O Maraviroc é um anti-retroviral que tem como finalidade a inibição do CCR5 (inibidores de citoquinas).
Os cientistas da Universidade de Brescia acreditam que o impacto benéfico do Maraviroc foi devido à sua inibição de CCR5.
Nenhum dos pacientes avaliados estavam tomando alguma medicação referente a terapia da hepatite C e pesquisadores acreditam que o tratamento com Maraviroc poderia oferecer uma opção importante para os pacientes que não respondem ao tratamento da hepatite C.
Quase todos (93%) dos pacientes estavam infectados com o mais difícil genótipo de tratar da hepatite C, os genótipos 1 e 4. Os pesquisadores quiseram ver se o tratamento com Maraviroc levou a melhora da fibrose hepática. Esta foi avaliada da medição da rigidez do fígado usando o Fibroscan no início e após 24 semanas do tratamento.

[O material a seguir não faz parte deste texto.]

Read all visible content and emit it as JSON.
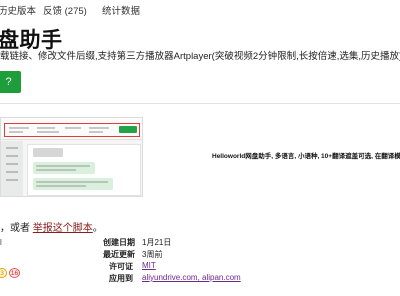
{
  "tabs": {
    "history": "历史版本",
    "feedback": "反馈 (275)",
    "stats": "统计数据"
  },
  "script": {
    "title": "盘助手",
    "description": "载链接、修改文件后缀,支持第三方播放器Artplayer(突破视频2分钟限制,长按倍速,选集,历史播放)",
    "install_label": "?"
  },
  "screenshot": {
    "caption": "Helloworld网盘助手, 多语言, 小语种, 10+翻译遮盖可选, 在翻译模板"
  },
  "report": {
    "prefix": "，或者 ",
    "link": "举报这个脚本",
    "suffix": "。"
  },
  "author_initial": "l",
  "meta": {
    "created_label": "创建日期",
    "created_value": "1月21日",
    "updated_label": "最近更新",
    "updated_value": "3周前",
    "license_label": "许可证",
    "license_value": "MIT",
    "applies_label": "应用到",
    "applies_value": "aliyundrive.com, alipan.com"
  },
  "ratings": {
    "neutral": "3",
    "bad": "16"
  },
  "colors": {
    "install_green": "#1e9e3a",
    "report_link": "#8a1c1c",
    "meta_link": "#6b2a8c",
    "rating_neutral": "#e0a800",
    "rating_bad": "#e25a5a"
  }
}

Após 24 semanas de tratamento nos pacientes co-infectados com HIV e hepatite C (HCV) os parâmetros permaneceram inalterados, e o estágio de rigidez do fígado permaneceu também inalterado em 75% dos pacientes.
Os pesquisadores acreditam que suas descobertas podem abrir uma nova opção de tratamento importante para muitos pacientes co-infectados com o HIV e HCV, já que o uso do Maraviroc apresentou uma diminuição da rigidez do fígado (fibrose) após 24 semanas de tratamento.